Professor Ehrlich has contributed key conceptual advances in the science of ecology and conservation biology, with a long-standing influence in other academic disciplines. His fundamental contributions to the field of ecology include pathbreaking concepts such as coevolution, metapopulation dynamics, ecosystem services and the role of humans in ecological sustainability.
Paul Ehrlich advanced the seminal idea that interactions of plants and herbivores coevolve and shape the evolutionary history of species, as an engine for species diversity. He used experimental, long-term studies to document wide-ranging patterns of population dynamics and genetic structure, and the factors regulating them. Working with butterflies as model organisms, he disentangled the role of climate and ecological interactions as drivers of population dynamics. This study was pathbreaking for research on metapopulation dynamics, extinction risk and colonization-extinction dynamics.
Professor Ehrlich developed conceptual tools, notably the notion of ecosystem services, to address the role of human demography in putting ecosystems at risk. He developed scientific approaches bridging ecology and evolutionary biology, economics, agriculture, anthropology and ethics within integrative studies to forecast human effects on ecosystem services.
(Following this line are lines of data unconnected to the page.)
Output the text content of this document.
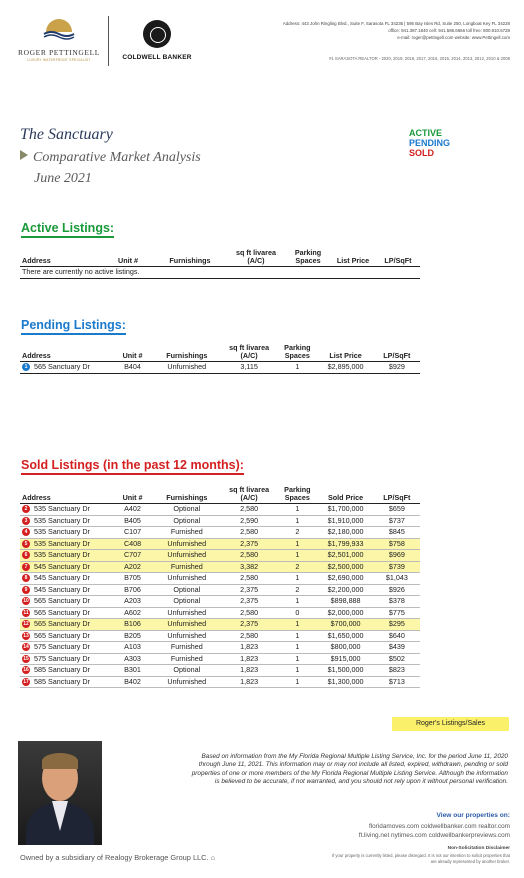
ROGER PETTINGELL
LUXURY WATERFRONT SPECIALIST	COLDWELL BANKER
Address: 443 John Ringling Blvd., Suite F, Sarasota FL 34236 | 595 Bay Isles Rd, Suite 250, Longboat Key FL 34228
office: 941.387.1840 cell: 941.586.6666 toll free: 800.910.6728
e-mail: roger@pettingell.com website: www.Pettingell.com
#1 SARASOTA REALTOR - 2020, 2019, 2018, 2017, 2016, 2015, 2014, 2013, 2012, 2010 & 2008
The Sanctuary
Comparative Market Analysis
June 2021
ACTIVE
PENDING
SOLD
Active Listings:
Address	Unit #	Furnishings	sq ft livarea (A/C)	Parking Spaces	List Price	LP/SqFt
There are currently no active listings.
Pending Listings:
Address	Unit #	Furnishings	sq ft livarea (A/C)	Parking Spaces	List Price	LP/SqFt
1 565 Sanctuary Dr	B404	Unfurnished	3,115	1	$2,895,000	$929
Sold Listings (in the past 12 months):
Address	Unit #	Furnishings	sq ft livarea (A/C)	Parking Spaces	Sold Price	LP/SqFt
2 535 Sanctuary Dr	A402	Optional	2,580	1	$1,700,000	$659
3 535 Sanctuary Dr	B405	Optional	2,590	1	$1,910,000	$737
4 535 Sanctuary Dr	C107	Furnished	2,580	2	$2,180,000	$845
5 535 Sanctuary Dr	C408	Unfurnished	2,375	1	$1,799,933	$758
6 535 Sanctuary Dr	C707	Unfurnished	2,580	1	$2,501,000	$969
7 545 Sanctuary Dr	A202	Furnished	3,382	2	$2,500,000	$739
8 545 Sanctuary Dr	B705	Unfurnished	2,580	1	$2,690,000	$1,043
9 545 Sanctuary Dr	B706	Optional	2,375	2	$2,200,000	$926
10 565 Sanctuary Dr	A203	Optional	2,375	1	$898,888	$378
11 565 Sanctuary Dr	A602	Unfurnished	2,580	0	$2,000,000	$775
12 565 Sanctuary Dr	B106	Unfurnished	2,375	1	$700,000	$295
13 565 Sanctuary Dr	B205	Unfurnished	2,580	1	$1,650,000	$640
14 575 Sanctuary Dr	A103	Furnished	1,823	1	$800,000	$439
15 575 Sanctuary Dr	A303	Furnished	1,823	1	$915,000	$502
16 585 Sanctuary Dr	B301	Optional	1,823	1	$1,500,000	$823
17 585 Sanctuary Dr	B402	Unfurnished	1,823	1	$1,300,000	$713
Roger's Listings/Sales
Based on information from the My Florida Regional Multiple Listing Service, Inc. for the period June 11, 2020 through June 11, 2021. This information may or may not include all listed, expired, withdrawn, pending or sold properties of one or more members of the My Florida Regional Multiple Listing Service. Although the information is believed to be accurate, if not warranted, and you should not rely upon it without personal verification.
View our properties on:
floridamoves.com coldwellbanker.com realtor.com
ft.living.net nytimes.com coldwellbankerpreviews.com
Non-Solicitation Disclaimer
If your property is currently listed, please disregard. It is not our intention to solicit properties that are already represented by another broker.
Owned by a subsidiary of Realogy Brokerage Group LLC. ⌂
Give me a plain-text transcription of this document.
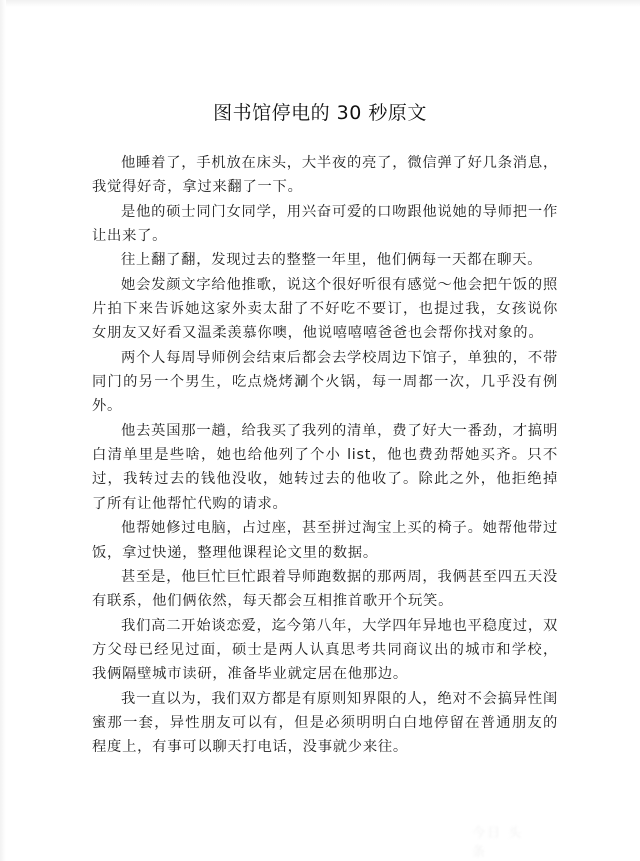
图书馆停电的 30 秒原文

他睡着了，手机放在床头，大半夜的亮了，微信弹了好几条消息，我觉得好奇，拿过来翻了一下。

是他的硕士同门女同学，用兴奋可爱的口吻跟他说她的导师把一作让出来了。

往上翻了翻，发现过去的整整一年里，他们俩每一天都在聊天。

她会发颜文字给他推歌，说这个很好听很有感觉～他会把午饭的照片拍下来告诉她这家外卖太甜了不好吃不要订，也提过我，女孩说你女朋友又好看又温柔羡慕你噢，他说嘻嘻嘻爸爸也会帮你找对象的。

两个人每周导师例会结束后都会去学校周边下馆子，单独的，不带同门的另一个男生，吃点烧烤涮个火锅，每一周都一次，几乎没有例外。

他去英国那一趟，给我买了我列的清单，费了好大一番劲，才搞明白清单里是些啥，她也给他列了个小 list，他也费劲帮她买齐。只不过，我转过去的钱他没收，她转过去的他收了。除此之外，他拒绝掉了所有让他帮忙代购的请求。

他帮她修过电脑，占过座，甚至拼过淘宝上买的椅子。她帮他带过饭，拿过快递，整理他课程论文里的数据。

甚至是，他巨忙巨忙跟着导师跑数据的那两周，我俩甚至四五天没有联系，他们俩依然，每天都会互相推首歌开个玩笑。

我们高二开始谈恋爱，迄今第八年，大学四年异地也平稳度过，双方父母已经见过面，硕士是两人认真思考共同商议出的城市和学校，我俩隔壁城市读研，准备毕业就定居在他那边。

我一直以为，我们双方都是有原则知界限的人，绝对不会搞异性闺蜜那一套，异性朋友可以有，但是必须明明白白地停留在普通朋友的程度上，有事可以聊天打电话，没事就少来往。

今日 头条
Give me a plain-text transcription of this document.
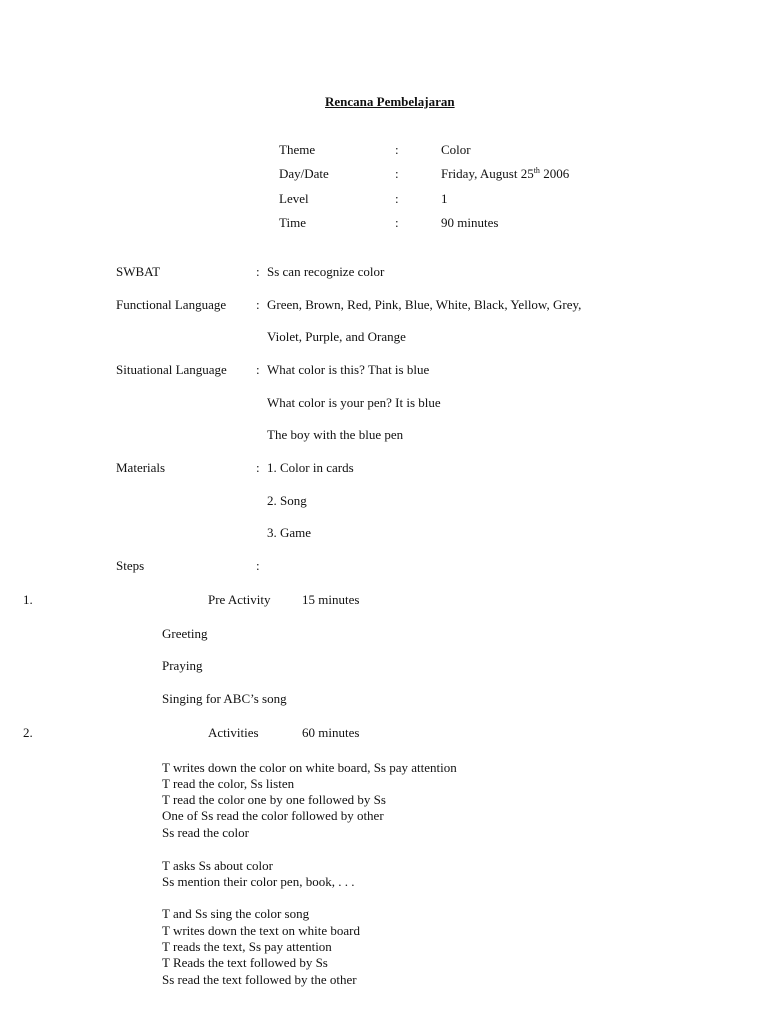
Rencana Pembelajaran
Theme	:	Color
Day/Date	:	Friday, August 25th 2006
Level	:	1
Time	:	90 minutes
SWBAT	: Ss can recognize color
Functional Language : Green, Brown, Red, Pink, Blue, White, Black, Yellow, Grey,
Violet, Purple, and Orange
Situational Language : What color is this? That is blue
What color is your pen? It is blue
The boy with the blue pen
Materials	: 1. Color in cards
2. Song
3. Game
Steps	:
1.	Pre Activity 15 minutes
Greeting
Praying
Singing for ABC’s song
2.	Activities	60 minutes
T writes down the color on white board, Ss pay attention
T read the color, Ss listen
T read the color one by one followed by Ss
One of Ss read the color followed by other
Ss read the color
T asks Ss about color
Ss mention their color pen, book, . . .
T and Ss sing the color song
T writes down the text on white board
T reads the text, Ss pay attention
T Reads the text followed by Ss
Ss read the text followed by the other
This approach led him to the definition of ecological sustainability. His work revealed the unexpectedly large proportion of net primary productivity and Earth’s freshwater supply being destroyed or used by humanity. His ideas on ecological sustainability were central in the founding and promotion of the Millennium Alliance for Humanity and the Biosphere. He combines extraordinary scholarship with a keen ability to bring ecological challenges to the attention of society.